Data minimization principles gain heightened importance for children's data. Controllers would need to demonstrate particular necessity and proportionality justifications for collecting and processing information from users under 18.

International child protection developments

The resolution emerges amid global regulatory attention to children's online safety. Australia implemented the world's strictest social media ban for users under 16 on November 29, 2024, prohibiting account creation on major platforms starting December 10, 2025.

United States COPPA rules underwent major amendments taking effect June 23, 2025, requiring separate consent for third-party data sharing and enhanced transparency disclosures. Those changes fundamentally altered digital advertising and data collection practices for services directed at children under 13.

The European approach through GDPR amendments differs from jurisdiction-specific legislation. Modifications to the regulation would apply uniformly across all EU member states rather than creating patchwork requirements varying by country.

French authorities established comprehensive AI system development guidelines in July 2025, while German data protection authorities published technical requirements for AI systems across development lifecycles. These frameworks provide practical GDPR compliance guidance as machine learning applications expand.

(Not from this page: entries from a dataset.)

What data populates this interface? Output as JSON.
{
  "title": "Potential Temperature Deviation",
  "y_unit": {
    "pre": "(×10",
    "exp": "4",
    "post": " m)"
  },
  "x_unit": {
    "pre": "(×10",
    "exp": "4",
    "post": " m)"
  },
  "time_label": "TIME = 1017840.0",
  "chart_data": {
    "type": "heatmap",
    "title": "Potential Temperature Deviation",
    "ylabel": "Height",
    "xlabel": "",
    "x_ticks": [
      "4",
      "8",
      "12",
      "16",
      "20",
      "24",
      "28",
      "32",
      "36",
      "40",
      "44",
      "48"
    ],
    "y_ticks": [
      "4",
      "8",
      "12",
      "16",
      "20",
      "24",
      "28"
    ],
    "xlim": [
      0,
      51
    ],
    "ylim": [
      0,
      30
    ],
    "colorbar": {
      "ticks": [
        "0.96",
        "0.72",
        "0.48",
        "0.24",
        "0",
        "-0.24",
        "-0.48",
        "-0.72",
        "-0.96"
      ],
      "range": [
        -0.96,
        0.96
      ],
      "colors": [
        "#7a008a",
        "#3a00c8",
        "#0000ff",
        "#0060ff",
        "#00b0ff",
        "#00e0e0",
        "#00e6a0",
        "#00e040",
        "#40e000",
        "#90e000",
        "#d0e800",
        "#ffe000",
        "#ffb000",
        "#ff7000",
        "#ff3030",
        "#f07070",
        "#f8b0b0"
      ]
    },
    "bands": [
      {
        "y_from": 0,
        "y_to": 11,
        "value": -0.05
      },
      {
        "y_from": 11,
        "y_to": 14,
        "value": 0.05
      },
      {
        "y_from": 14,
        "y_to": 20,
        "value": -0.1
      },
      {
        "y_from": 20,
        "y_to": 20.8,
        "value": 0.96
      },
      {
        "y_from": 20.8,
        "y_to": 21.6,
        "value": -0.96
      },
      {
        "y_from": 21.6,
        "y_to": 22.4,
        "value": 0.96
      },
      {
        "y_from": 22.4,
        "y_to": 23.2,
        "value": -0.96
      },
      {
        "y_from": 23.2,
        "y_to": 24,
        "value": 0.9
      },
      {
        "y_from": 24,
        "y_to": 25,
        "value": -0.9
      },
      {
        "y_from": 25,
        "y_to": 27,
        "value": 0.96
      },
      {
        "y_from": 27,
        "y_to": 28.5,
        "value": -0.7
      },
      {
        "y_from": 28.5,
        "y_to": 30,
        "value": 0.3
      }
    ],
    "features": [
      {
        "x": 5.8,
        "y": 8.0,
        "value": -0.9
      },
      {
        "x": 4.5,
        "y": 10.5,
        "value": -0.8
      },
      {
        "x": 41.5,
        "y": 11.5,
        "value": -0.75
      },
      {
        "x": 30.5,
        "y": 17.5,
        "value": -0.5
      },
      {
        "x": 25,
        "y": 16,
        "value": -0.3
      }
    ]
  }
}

The resolution authors emphasized practical enforcement challenges. Controllers often fail to recognize or fulfill obligations to consider children's special vulnerability when applying existing GDPR provisions. Explicit regulatory text would reduce ambiguity and improve compliance rates.

Timeline

• November 20, 2025: Conference of Independent Data Protection Supervisory Authorities issues resolution calling for enhanced GDPR child protections
• November 15, 2025: German regulator approves Microsoft 365 for GDPR compliance after three-year negotiation process
• November 2025: European Commission proposes major GDPR amendments through Digital Omnibus initiative addressing AI and data processing
• October 23, 2025: Germany submits comprehensive proposal calling for GDPR modifications including AI training exemptions
• September 11, 2025: European Data Protection Board clarifies DSA compliance for digital marketing and platform operations
• July 22, 2025: French CNIL finalizes AI system development recommendations under GDPR compliance requirements
• July 8, 2025: GDPR record-keeping exemption expands to companies with under 750 employees using risk-based assessment
• June 18, 2025: Research establishes large language models qualify as personal data under European Union privacy regulations
• January 15, 2025: Google tightens advertising rules to protect minors by consolidating five policies into comprehensive framework

Summary

Who: The Conference of Independent Data Protection Supervisory Authorities of the Federal Government and the Länder, representing Germany's coordinated federal and state-level data protection oversight structure, issued the resolution affecting controllers processing children's personal data.

What: A resolution proposing ten specific amendments to the General Data Protection Regulation to strengthen child protections, including prohibiting children's consent for profiling and advertising purposes, enhancing objection rights, requiring explicit consideration in data protection impact assessments, and mandating privacy-by-design measures accounting for children's vulnerability.

When: Published November 20, 2025, the resolution addresses gaps in the current GDPR framework that has been in effect since May 25, 2018, calling for amendments that would require European Union legislative action to implement.

Where: The resolution applies to the European Union's data protection framework, affecting all 27 member states and any controllers or processors handling personal data of children in EU jurisdictions regardless of the organization's physical location.

Why: Children face structural vulnerabilities in understanding long-term consequences of data processing, often cannot recognize or exercise their rights as data subjects, and are particularly susceptible to short-term incentives for using data processing services, requiring enhanced regulatory protections beyond those provided to adults under existing GDPR provisions.